Scientists are hoping that a blood test could soon be developed to help identify long Covid.
Imperial College London researchers have discovered so-called “autoantibodies” in long Covid patients that didn’t appear in patients who recovered quickly from the virus.
Usually, immune systems create antibodies to fight disease but sometimes the body creates autoantibodies that turn on the host and attack healthy cells.
Danny Altmann, a professor of immunology at Imperial, believes these autoantibodies may be one of the things causing long Covid symptoms.
They are hoping the research could lead to a simple blood test within six to 18 months.
It comes as cases are expected to soar as the nation unlocks for Freedom Day on July 19.
“It’s hard to escape a prediction that 100,000 new infections a day equates to 10,000 to 20,000 long Covid cases a day, especially in young people. That’s a lot of damage to a lot of lives.
“And it’s hard to see that we’d have the healthcare provision to deal with it on that scale,” said Prof Altmann. “All of us working on this could not be more alarmed.”

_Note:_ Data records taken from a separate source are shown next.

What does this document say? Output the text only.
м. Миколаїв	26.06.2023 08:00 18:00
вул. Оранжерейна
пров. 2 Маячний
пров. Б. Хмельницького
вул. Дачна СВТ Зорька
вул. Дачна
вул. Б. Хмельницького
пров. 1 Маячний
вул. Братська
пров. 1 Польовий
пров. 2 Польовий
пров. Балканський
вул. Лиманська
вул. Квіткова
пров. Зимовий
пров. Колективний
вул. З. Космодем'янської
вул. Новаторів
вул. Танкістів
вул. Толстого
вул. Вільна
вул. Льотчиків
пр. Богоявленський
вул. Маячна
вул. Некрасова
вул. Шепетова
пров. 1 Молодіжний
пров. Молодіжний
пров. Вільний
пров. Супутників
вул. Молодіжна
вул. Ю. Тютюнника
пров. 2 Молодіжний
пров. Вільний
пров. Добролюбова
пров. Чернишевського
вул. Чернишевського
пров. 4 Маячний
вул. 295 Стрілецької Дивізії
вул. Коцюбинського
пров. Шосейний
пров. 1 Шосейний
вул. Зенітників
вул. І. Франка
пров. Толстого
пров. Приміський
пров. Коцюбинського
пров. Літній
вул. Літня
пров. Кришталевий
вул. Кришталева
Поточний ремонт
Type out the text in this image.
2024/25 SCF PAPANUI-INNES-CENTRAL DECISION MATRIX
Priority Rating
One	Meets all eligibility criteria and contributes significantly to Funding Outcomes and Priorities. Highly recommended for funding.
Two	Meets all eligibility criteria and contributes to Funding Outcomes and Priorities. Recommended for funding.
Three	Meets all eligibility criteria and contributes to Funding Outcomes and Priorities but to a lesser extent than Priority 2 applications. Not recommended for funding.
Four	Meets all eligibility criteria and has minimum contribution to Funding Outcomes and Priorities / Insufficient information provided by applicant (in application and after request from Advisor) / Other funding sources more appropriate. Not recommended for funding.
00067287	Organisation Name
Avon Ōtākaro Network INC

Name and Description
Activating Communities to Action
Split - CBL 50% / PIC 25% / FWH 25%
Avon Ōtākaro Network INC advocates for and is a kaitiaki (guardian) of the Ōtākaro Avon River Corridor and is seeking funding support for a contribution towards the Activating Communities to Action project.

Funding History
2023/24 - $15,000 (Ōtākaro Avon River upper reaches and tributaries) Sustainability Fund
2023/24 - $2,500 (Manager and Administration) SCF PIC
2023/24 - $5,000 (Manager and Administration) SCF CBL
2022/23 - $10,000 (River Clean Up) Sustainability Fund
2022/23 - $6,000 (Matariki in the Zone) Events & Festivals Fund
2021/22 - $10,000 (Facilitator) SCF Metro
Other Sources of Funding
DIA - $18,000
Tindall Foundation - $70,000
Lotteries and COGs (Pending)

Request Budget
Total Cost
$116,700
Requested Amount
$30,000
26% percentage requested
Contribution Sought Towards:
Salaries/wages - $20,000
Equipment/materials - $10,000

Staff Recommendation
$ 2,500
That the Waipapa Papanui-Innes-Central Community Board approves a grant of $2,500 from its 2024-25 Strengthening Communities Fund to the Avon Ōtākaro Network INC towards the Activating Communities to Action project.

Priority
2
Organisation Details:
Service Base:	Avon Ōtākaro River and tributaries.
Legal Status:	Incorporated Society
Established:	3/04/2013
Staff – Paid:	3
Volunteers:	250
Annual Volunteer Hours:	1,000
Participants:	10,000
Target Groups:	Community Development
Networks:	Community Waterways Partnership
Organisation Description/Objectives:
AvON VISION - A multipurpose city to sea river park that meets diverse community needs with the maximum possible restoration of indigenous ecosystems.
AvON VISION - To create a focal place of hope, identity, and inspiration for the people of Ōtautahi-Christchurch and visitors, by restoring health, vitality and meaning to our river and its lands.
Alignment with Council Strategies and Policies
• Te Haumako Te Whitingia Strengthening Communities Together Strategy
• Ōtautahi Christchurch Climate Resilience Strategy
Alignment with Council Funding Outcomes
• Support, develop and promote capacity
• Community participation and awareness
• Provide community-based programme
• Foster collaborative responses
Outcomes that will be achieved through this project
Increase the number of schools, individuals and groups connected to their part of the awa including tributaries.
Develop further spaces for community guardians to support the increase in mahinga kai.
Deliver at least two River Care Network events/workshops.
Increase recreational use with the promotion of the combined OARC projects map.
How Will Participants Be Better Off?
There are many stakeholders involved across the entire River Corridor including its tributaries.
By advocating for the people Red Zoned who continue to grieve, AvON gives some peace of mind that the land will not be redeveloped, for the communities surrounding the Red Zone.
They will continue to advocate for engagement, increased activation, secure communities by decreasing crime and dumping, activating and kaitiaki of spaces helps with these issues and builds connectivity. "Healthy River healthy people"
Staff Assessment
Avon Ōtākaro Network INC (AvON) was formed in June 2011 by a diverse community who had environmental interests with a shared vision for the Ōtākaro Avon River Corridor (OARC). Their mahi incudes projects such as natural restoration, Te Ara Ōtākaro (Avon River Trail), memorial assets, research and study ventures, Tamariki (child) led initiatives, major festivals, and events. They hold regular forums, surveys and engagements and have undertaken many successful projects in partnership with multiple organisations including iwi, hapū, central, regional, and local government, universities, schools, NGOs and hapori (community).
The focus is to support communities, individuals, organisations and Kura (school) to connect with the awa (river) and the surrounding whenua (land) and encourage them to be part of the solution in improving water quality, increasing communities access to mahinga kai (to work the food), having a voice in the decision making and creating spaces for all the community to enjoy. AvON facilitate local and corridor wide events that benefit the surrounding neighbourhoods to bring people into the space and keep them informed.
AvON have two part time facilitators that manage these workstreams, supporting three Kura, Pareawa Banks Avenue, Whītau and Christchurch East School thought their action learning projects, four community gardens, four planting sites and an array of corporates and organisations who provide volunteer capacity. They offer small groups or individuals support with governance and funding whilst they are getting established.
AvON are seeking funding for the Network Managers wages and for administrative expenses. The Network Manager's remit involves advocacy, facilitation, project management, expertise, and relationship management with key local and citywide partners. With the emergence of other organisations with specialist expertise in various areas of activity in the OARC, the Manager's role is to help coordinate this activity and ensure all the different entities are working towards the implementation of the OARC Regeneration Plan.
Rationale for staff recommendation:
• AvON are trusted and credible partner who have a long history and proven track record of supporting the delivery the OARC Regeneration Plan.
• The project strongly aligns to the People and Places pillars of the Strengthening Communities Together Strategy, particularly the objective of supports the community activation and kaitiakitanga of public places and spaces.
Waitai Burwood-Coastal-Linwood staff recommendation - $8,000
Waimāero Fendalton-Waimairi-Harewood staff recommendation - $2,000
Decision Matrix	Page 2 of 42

Prof Altmann’s research, which is still at an initial stage, was filmed for BBC’s Panorama.
He told the programme: “I’m fairly optimistic, so I’d hope that within six months we’d have a simple blood test that you could get from your GP.”
He said it is also possible that some people still have the virus “persisting” in their bodies, while others may have other problems with their immune systems.
The research on the condition – which is thought to have affected 2million people in England – was done on a small sample size which can then be scaled up later.
Prof Altman warned that the findings cannot yet be described as a breakthrough, but said they were “a very exciting advancement”.
Long Covid is a colloquial term being used to describe people who experience symptoms for longer than two weeks, which according to the World Health Organisation is how long coronavirus typically lasts.
However, while some people have a mild form of illness, others have been seriously affected.
People affected with long-term symptoms have described how they have been previously fit and healthy and now they are confined to a wheelchair.
Breathlessness and fatigue have been reported by long-term sufferers, and some have described how doing shopping or climbing stairs can leave them bed-ridden for days.
Crucially, the long-term symptoms of the virus are still being understood.